The Leica Camera Blog on Sept. 23 published Art and War, a photo essay by an Australian photographer documenting conflict and post-conflict landscapes across Australia, Angola, Burma, Burundi, Cambodia and other countries.
The project follows the photographer through regions shaped by war and its aftermath, combining travel photography with documentary reporting. The post presents a long-running visual record of places and people encountered in conflict-affected settings, with the work framed around movement, memory and the human impact of violence.
According to the blog post, the photographer has traveled across four continents for the project, focusing on a range of locations that include both active and historical conflict zones. The geographic span gives the essay a broad sweep, moving from Australia to Africa and Southeast Asia.
The images are presented in a documentary style that emphasizes people, landscapes and traces of conflict. The Leica blog describes the work as sitting at the intersection of art, journalism and travel photography, with the camera used to capture visual details that reflect both place and history.

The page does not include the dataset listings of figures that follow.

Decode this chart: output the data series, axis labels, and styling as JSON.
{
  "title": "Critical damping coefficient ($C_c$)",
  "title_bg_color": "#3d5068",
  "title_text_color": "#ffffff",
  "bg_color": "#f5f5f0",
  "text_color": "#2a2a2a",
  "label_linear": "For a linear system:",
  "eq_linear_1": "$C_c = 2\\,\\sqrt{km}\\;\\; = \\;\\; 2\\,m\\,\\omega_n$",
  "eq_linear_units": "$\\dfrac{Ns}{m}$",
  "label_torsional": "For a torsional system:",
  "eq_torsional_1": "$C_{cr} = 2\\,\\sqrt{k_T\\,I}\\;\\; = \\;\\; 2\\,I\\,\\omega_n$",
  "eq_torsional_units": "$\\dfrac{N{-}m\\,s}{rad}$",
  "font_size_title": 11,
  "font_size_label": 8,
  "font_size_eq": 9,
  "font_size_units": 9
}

The post places the essay in the context of image-led storytelling, a format familiar to audiences that follow visual reporting across digital platforms and live-camera feeds such as live streams. For readers who track remote locations through imagery, the project underscores how photographs can shape public understanding of distant places.
The blog post does not list a price or commercial availability. More information is available in the Leica Camera Blog entry titled Art and War.
For Volve Vision readers, the essay joins a steady stream of place-based visual coverage spanning news, camera news and live-image reporting from cities and landmarks around the world.